How Long is a Long Time?

Time is of course subjective, it flows fast when you are having a good time and slow when you are waiting for something or having a not so good time. But what is a really long time? We are starting to put some long time frame events in a definitive timetable.

One long-term way of thinking is in terms of Russian astronomer Kardashev's Type I, II & II societies. Type I societies have fully harnessed all forms of their planetary energy including volcanoes, earthquakes, weather, hydrothermal vents, etc. We are currently a Type 0.7 society. Michio Kaku, talking about his new book, Parallel Worlds, thinks we are about 100 years from becoming a Type I society, as compared with Freeman Dyson suggesting a few years ago that we are 200 years away. No doubt the 2004 tsunami may help hasten the speed to a Type I society.

Other long-dated events on the horizon include:
-5 billion years to the engulfment of Earth by the sun
-10 billion years to the Andromeda galaxy collision w/ the Milky Way
-x billion/trillion+(?) years to the heat death of the universe when the accelerated expansion of the universe has driven all of the heat out

These events imply that human intelligence must take action to survive, first to get off Earth, then to get out of the galaxy and finally to get out of this universe.

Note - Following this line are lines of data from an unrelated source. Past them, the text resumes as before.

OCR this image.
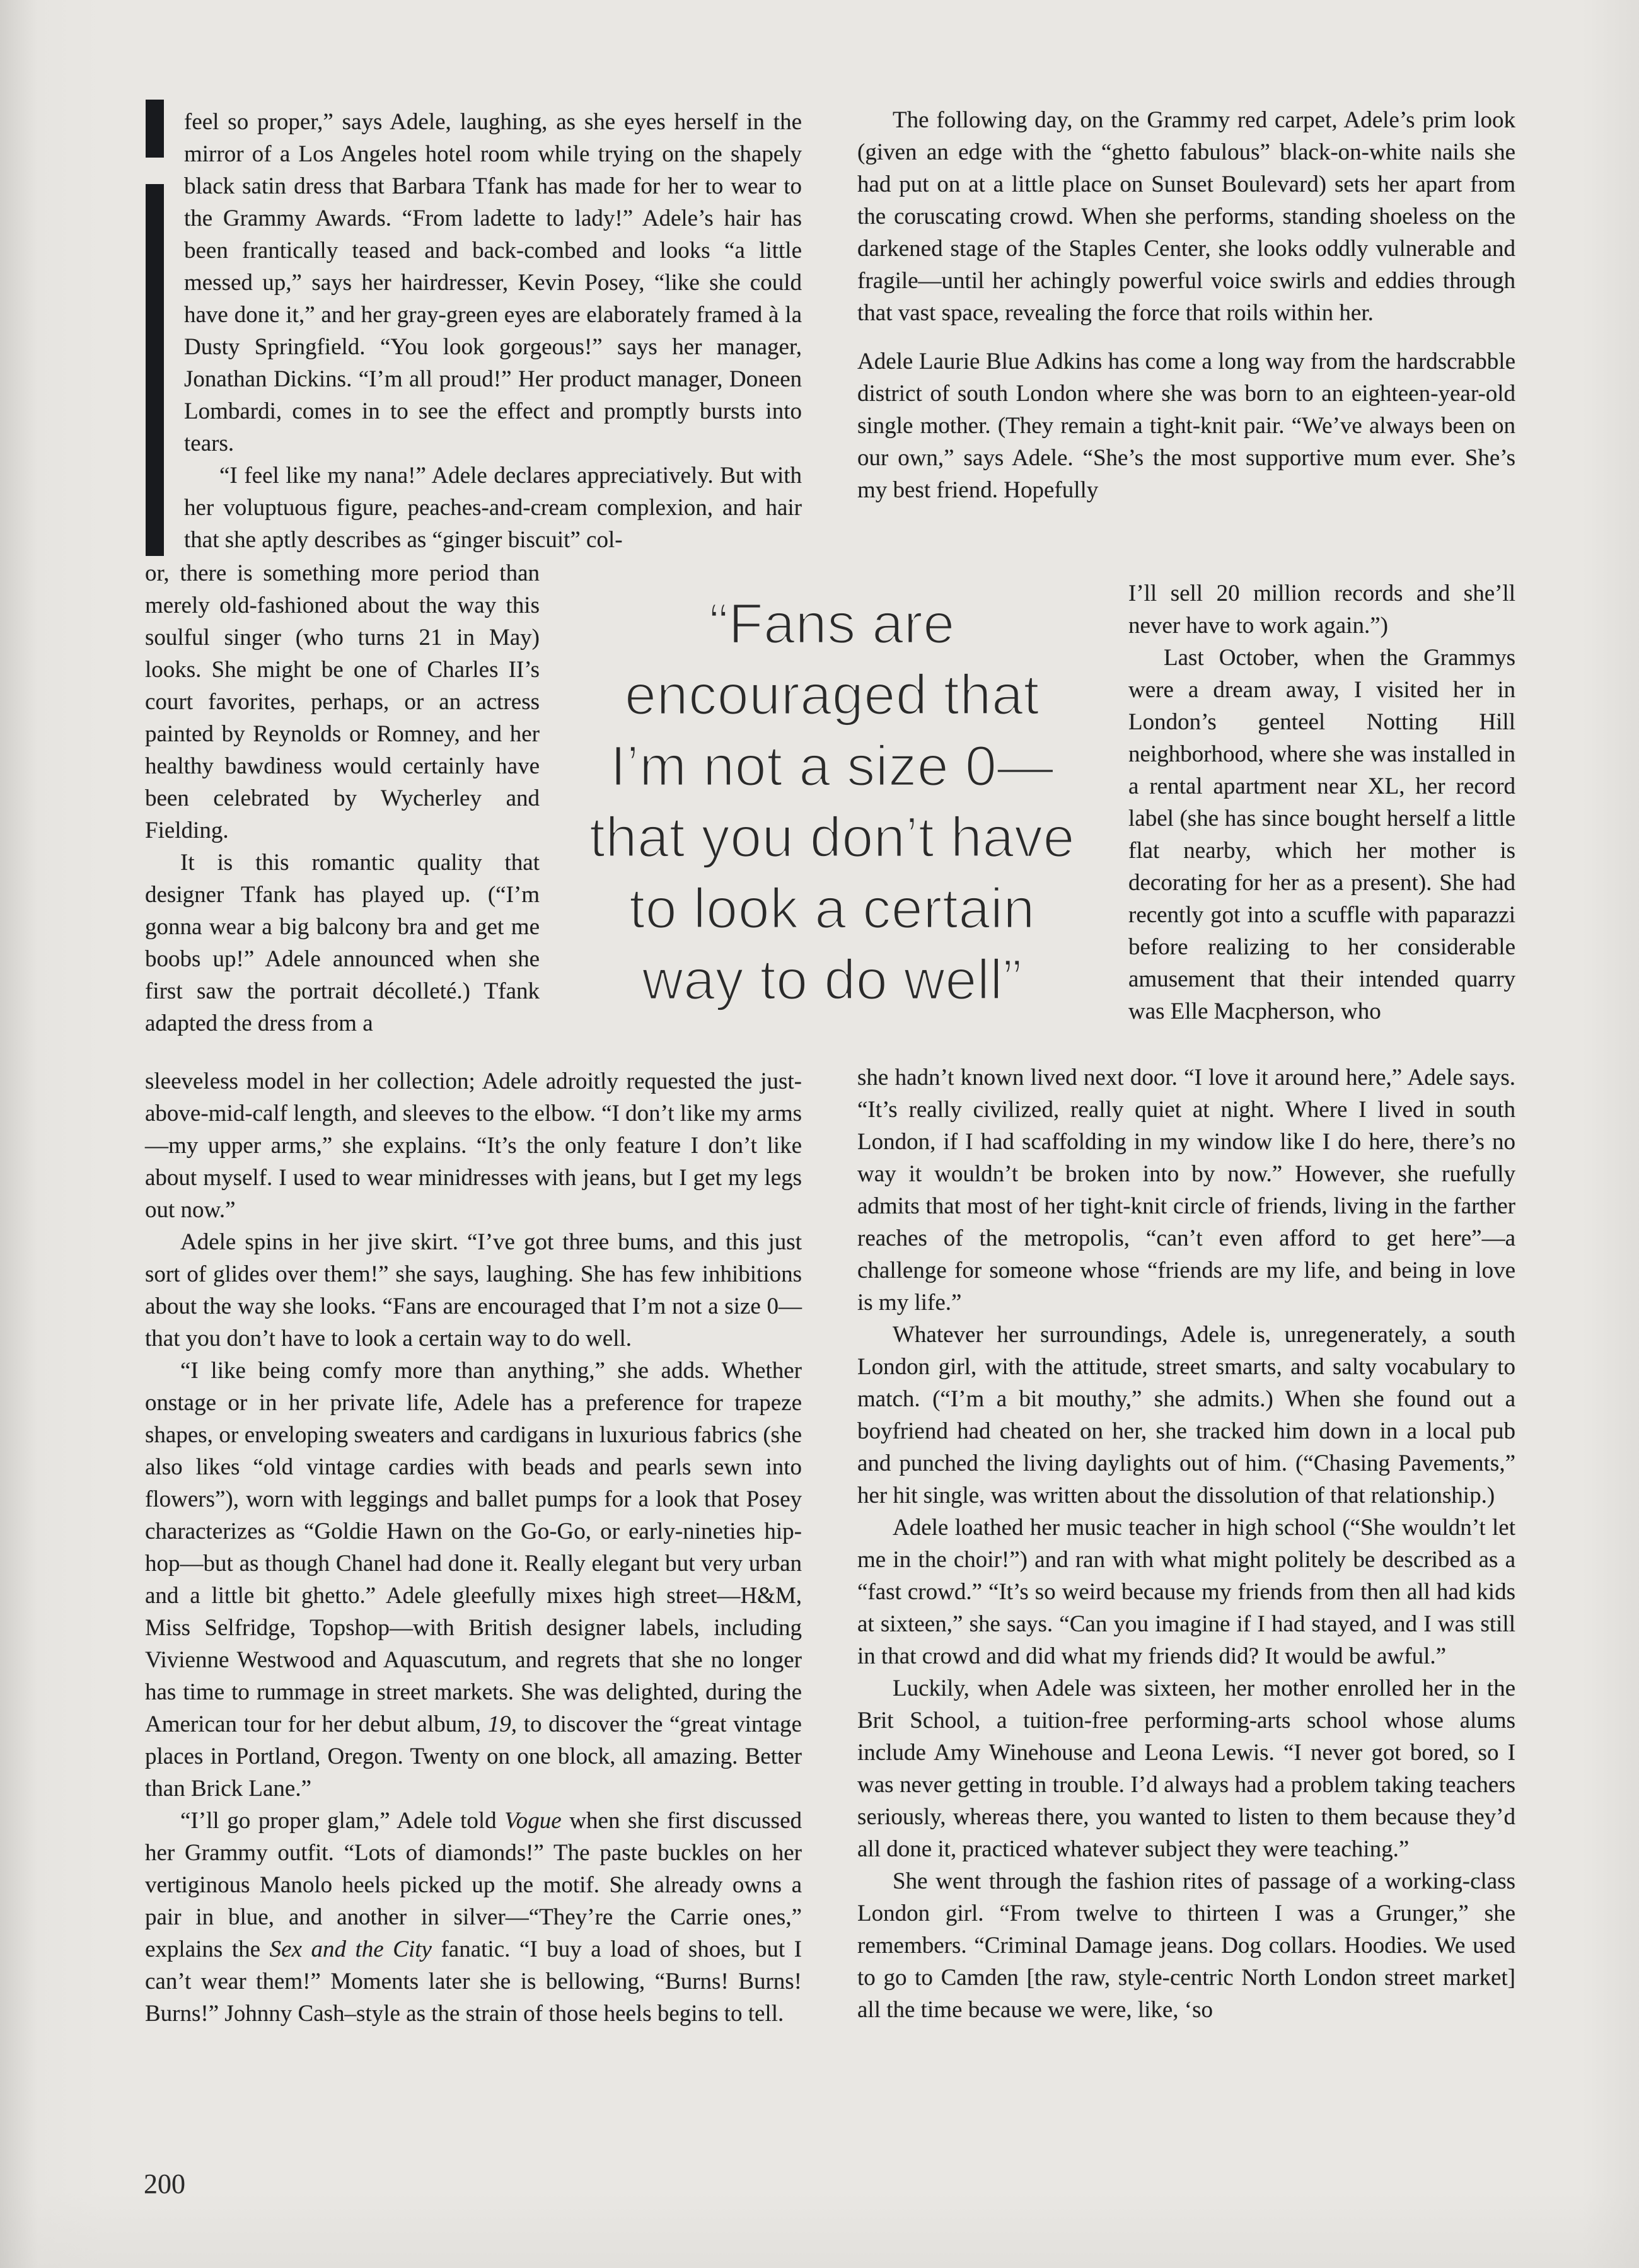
feel so proper,” says Adele, laughing, as she eyes herself in the mirror of a Los Angeles hotel room while trying on the shapely black satin dress that Barbara Tfank has made for her to wear to the Grammy Awards. “From ladette to lady!” Adele’s hair has been frantically teased and back-combed and looks “a little messed up,” says her hairdresser, Kevin Posey, “like she could have done it,” and her gray-green eyes are elaborately framed à la Dusty Springfield. “You look gorgeous!” says her manager, Jonathan Dickins. “I’m all proud!” Her product manager, Doneen Lombardi, comes in to see the effect and promptly bursts into tears.

“I feel like my nana!” Adele declares appreciatively. But with her voluptuous figure, peaches-and-cream complexion, and hair that she aptly describes as “ginger biscuit” col-

or, there is something more period than merely old-fashioned about the way this soulful singer (who turns 21 in May) looks. She might be one of Charles II’s court favorites, perhaps, or an actress painted by Reynolds or Romney, and her healthy bawdiness would certainly have been celebrated by Wycherley and Fielding.

It is this romantic quality that designer Tfank has played up. (“I’m gonna wear a big balcony bra and get me boobs up!” Adele announced when she first saw the portrait décolleté.) Tfank adapted the dress from a

sleeveless model in her collection; Adele adroitly requested the just-above-mid-calf length, and sleeves to the elbow. “I don’t like my arms—my upper arms,” she explains. “It’s the only feature I don’t like about myself. I used to wear minidresses with jeans, but I get my legs out now.”

Adele spins in her jive skirt. “I’ve got three bums, and this just sort of glides over them!” she says, laughing. She has few inhibitions about the way she looks. “Fans are encouraged that I’m not a size 0—that you don’t have to look a certain way to do well.

“I like being comfy more than anything,” she adds. Whether onstage or in her private life, Adele has a preference for trapeze shapes, or enveloping sweaters and cardigans in luxurious fabrics (she also likes “old vintage cardies with beads and pearls sewn into flowers”), worn with leggings and ballet pumps for a look that Posey characterizes as “Goldie Hawn on the Go-Go, or early-nineties hip-hop—but as though Chanel had done it. Really elegant but very urban and a little bit ghetto.” Adele gleefully mixes high street—H&M, Miss Selfridge, Topshop—with British designer labels, including Vivienne Westwood and Aquascutum, and regrets that she no longer has time to rummage in street markets. She was delighted, during the American tour for her debut album, 19, to discover the “great vintage places in Portland, Oregon. Twenty on one block, all amazing. Better than Brick Lane.”

“I’ll go proper glam,” Adele told Vogue when she first discussed her Grammy outfit. “Lots of diamonds!” The paste buckles on her vertiginous Manolo heels picked up the motif. She already owns a pair in blue, and another in silver—“They’re the Carrie ones,” explains the Sex and the City fanatic. “I buy a load of shoes, but I can’t wear them!” Moments later she is bellowing, “Burns! Burns! Burns!” Johnny Cash–style as the strain of those heels begins to tell.

The following day, on the Grammy red carpet, Adele’s prim look (given an edge with the “ghetto fabulous” black-on-white nails she had put on at a little place on Sunset Boulevard) sets her apart from the coruscating crowd. When she performs, standing shoeless on the darkened stage of the Staples Center, she looks oddly vulnerable and fragile—until her achingly powerful voice swirls and eddies through that vast space, revealing the force that roils within her.

Adele Laurie Blue Adkins has come a long way from the hardscrabble district of south London where she was born to an eighteen-year-old single mother. (They remain a tight-knit pair. “We’ve always been on our own,” says Adele. “She’s the most supportive mum ever. She’s my best friend. Hopefully

I’ll sell 20 million records and she’ll never have to work again.”)

Last October, when the Grammys were a dream away, I visited her in London’s genteel Notting Hill neighborhood, where she was installed in a rental apartment near XL, her record label (she has since bought herself a little flat nearby, which her mother is decorating for her as a present). She had recently got into a scuffle with paparazzi before realizing to her considerable amusement that their intended quarry was Elle Macpherson, who

she hadn’t known lived next door. “I love it around here,” Adele says. “It’s really civilized, really quiet at night. Where I lived in south London, if I had scaffolding in my window like I do here, there’s no way it wouldn’t be broken into by now.” However, she ruefully admits that most of her tight-knit circle of friends, living in the farther reaches of the metropolis, “can’t even afford to get here”—a challenge for someone whose “friends are my life, and being in love is my life.”

Whatever her surroundings, Adele is, unregenerately, a south London girl, with the attitude, street smarts, and salty vocabulary to match. (“I’m a bit mouthy,” she admits.) When she found out a boyfriend had cheated on her, she tracked him down in a local pub and punched the living daylights out of him. (“Chasing Pavements,” her hit single, was written about the dissolution of that relationship.)

Adele loathed her music teacher in high school (“She wouldn’t let me in the choir!”) and ran with what might politely be described as a “fast crowd.” “It’s so weird because my friends from then all had kids at sixteen,” she says. “Can you imagine if I had stayed, and I was still in that crowd and did what my friends did? It would be awful.”

Luckily, when Adele was sixteen, her mother enrolled her in the Brit School, a tuition-free performing-arts school whose alums include Amy Winehouse and Leona Lewis. “I never got bored, so I was never getting in trouble. I’d always had a problem taking teachers seriously, whereas there, you wanted to listen to them because they’d all done it, practiced whatever subject they were teaching.”

She went through the fashion rites of passage of a working-class London girl. “From twelve to thirteen I was a Grunger,” she remembers. “Criminal Damage jeans. Dog collars. Hoodies. We used to go to Camden [the raw, style-centric North London street market] all the time because we were, like, ‘so

“Fans are
encouraged that
I’m not a size 0—
that you don’t have
to look a certain
way to do well”
200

Or we could learn to control these events or manage around them such as by learning to live without heat/make heat unconventionally w/ dark matter/energy, better understand and manipulate physics, etc.

It seems likely that science will lead us to achieve these survival outcomes as a byproduct of other goals and imperatives occurring first.

One or more singularities may also supersede the timetable.